Make SCOM all functionalities working in a full Kerberos environment
Make SCOM all functionnalities working in a full Kerberos environment
We have implemented NTML restriction in our AD envionment because of a prioritized recommendation in the Azure AD Security assessment : Place privileged users in the Protected Users Group. The protected users groups provides additional security, because users can only authenticate using Kerberos (everything else is blocked) and hardenning is applied to the Kerberos authentication used by enforcing AES encryption.
BUT placing privileged users in Protected Users Group or implementing authentication policy to restrict usage of NTLM on admin accounts make SCOM loosing some functionalities.
Approving installation on agent in pending required update after having applied KB4601269 on Management Servers is failing with an access denied message. I need here to add that the SCOM environment is dedicated to AD servers so given credentials on the task are Domain Admin credentials.
This error generate an error event 10607, source Health Service Modules in the Operations Manager Event Log:
The Operations Manager Server cannot process the install/uninstall request for computer <Computer Name> due to failure of operating system version verification.
Operation: Agent Install
Install account: <Admin Account>
Error Code: 80070005
Error Description: Access is denied.
And in the same time, an event 4625 is raised with status "0xc000006e" for the account used in the deployment task on the domain controller that has been used for authentication. It indicates that the account is trying a network logon (type 3) with authentication Package NTLM, authentication information is valid but some user account restriction has prevented successful authentication.
The Event description adds that ‘NTLM authentication failed because access control restrictions are required.’ and it gives the name of our Authentication Policy we have implmented in the AD environment.
NTLM usage block is a known consequence of the Authentication Polices configuration and reverting the Authentication Policy from ‘Enforce Policy Restriction’ to ‘Only audit policy restriction’ for the account use in the deployment task is solving the issue. In audit mode, we always see event in AD for NTLM usage but NTLM authentication stay allowed.
I was thinking that SCOM uses whatever mechanism is available to open a RPC connection at start the installation and then open an SMB connection to copy updates but this shows that without NTLM V2, (NTLMV1 was disabled since year now in our environment), the deployment cannot be successful.
A Microsoft case has been open for this specified issue and analysing network traces confirms that
1. The deployement start by creating an RPC connection and this connection is well using Kerberos authentication.
2. Then it uses an SMB session by using IP address and since IP address alway use NTLM, kerberos is not used at this step.
At this step, Microsoft support indicates that no configuration can be done in SCOM as it is by design, however, we can configure the operating System to use Kerberos even for IP adresses by following this article: https://docs.microsoft.com/en-us/windows-server/security/kerberos/configuring-kerberos-over-ip
After applying the change, new traces have been analysed by Microsoft and the SMB session is well initiated using Kerberos ! However, we can see later in the trace that we have another RPC session, starts with authentication using Kerberos, but later in the same session, it reverts to NTLM, even though the session was successfully running on Kerberos.
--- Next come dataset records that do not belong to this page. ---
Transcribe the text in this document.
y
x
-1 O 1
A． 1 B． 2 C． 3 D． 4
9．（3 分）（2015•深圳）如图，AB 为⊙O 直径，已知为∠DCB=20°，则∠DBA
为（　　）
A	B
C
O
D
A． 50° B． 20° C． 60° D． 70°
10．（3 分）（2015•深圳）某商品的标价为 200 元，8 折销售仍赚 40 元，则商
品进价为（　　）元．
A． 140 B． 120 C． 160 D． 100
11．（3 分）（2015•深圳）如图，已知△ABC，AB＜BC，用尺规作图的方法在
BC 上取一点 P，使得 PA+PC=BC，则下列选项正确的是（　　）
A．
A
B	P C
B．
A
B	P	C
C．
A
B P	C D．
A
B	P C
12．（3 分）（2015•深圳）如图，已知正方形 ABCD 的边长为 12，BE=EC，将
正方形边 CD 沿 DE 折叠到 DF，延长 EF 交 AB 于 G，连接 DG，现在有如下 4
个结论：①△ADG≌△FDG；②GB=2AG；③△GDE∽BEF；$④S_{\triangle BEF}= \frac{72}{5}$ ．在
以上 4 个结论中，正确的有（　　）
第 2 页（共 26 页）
So it appears that in all cases, SCOM will always use NTLM authentication (because using IP adresses) and this doesn't follow the AD Security assessment recommendation for privileged users.
In order to be able to deploy agent update, we need to manage an exception in our Domain Admin account to allow NTLM authentication, even temporarly, or to think about an other way to deploy and also loose the SCOM functionality.
I think that the majority of Microsoft customers have disabled NTLM and kept NTLM V2 and maybe we are the first to implement NTLM restriction but the recommendations of the Azure AD security assessment are clear, it is necessary to force privileged accounts to use Kerberos.
SCOM Product used for AD monitoring is using privileged accounts and should follow the Azure AD security recommendations.
Tristan B commented
I forget to tell that I'm actually working with SCOM 2019 UR2.